# pcmcai network card and firewire card

## bmb

I followed the instruction from chadh to compile my kernel and pcmcia-cs. My  pcmcia network card works. But when it loads cardmgr, it gives me some information like "cardmgr{[4009]:  + stty: standart input: Invalid argument". And when I shutdown my laptop and it trys to stop the pcmcia, it gives me "[ !! ]" sign insteal of "[ OK ]". Does anybody know what happens?

I have a pcmica firewire card. I compiled the kernel with SCSCI support and compiled the IEEE 1394, OHCI1394 and SBP2 as modules. But cardmgr can't recogonize my firewire card which is a CBFW2 card. When I try to modprobe ohci1394, it gives me segmentation fault. Does anyone have any experiences on pcmcia firewire card?
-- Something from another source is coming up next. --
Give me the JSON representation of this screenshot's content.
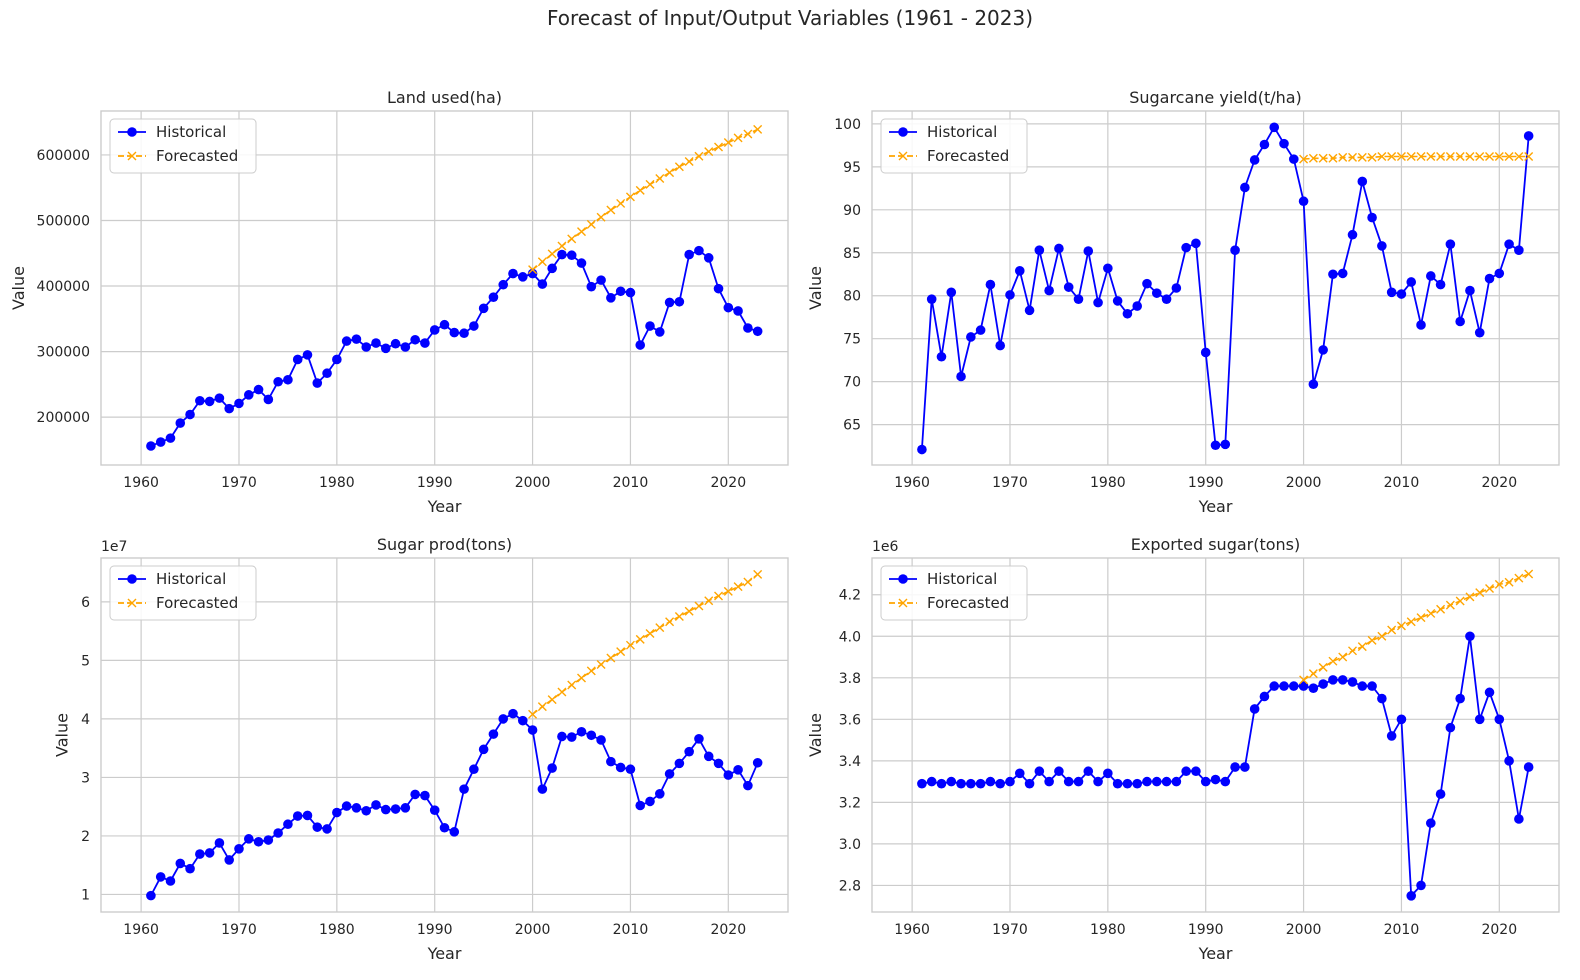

BTW, if I want to run some command when I boot my laptop, which file should  I put my command in? Like in Red Hat, I can put my command into rc.local to get it run at the startup.

Thanks.

----------

## chadh

The cardmgr errors are normal.  The problem when shutting down is that rc brings down net.eth? before pcmcia, and then cardmgr gets confused when it tries to manually bring net.eth? down as well.  We need to do some hacking on our init scripts to completely take care of this.  A quick solution is to edit /etc/pcmcia/network and comment out the code in the stop() section so it doesn't try to bring down the interface.

If you ever do /etc/init.d/pcmcia stop manually, though, then you need those lines (therein lies the problem).

----------

## delta407

Err... can't pcmcia check "/etc/init.d/net.eth0 status" before trying to kill it?

----------

## Cardoe

It could. I'll try to add something like that into the .35 beta's.

-Cardoe

----------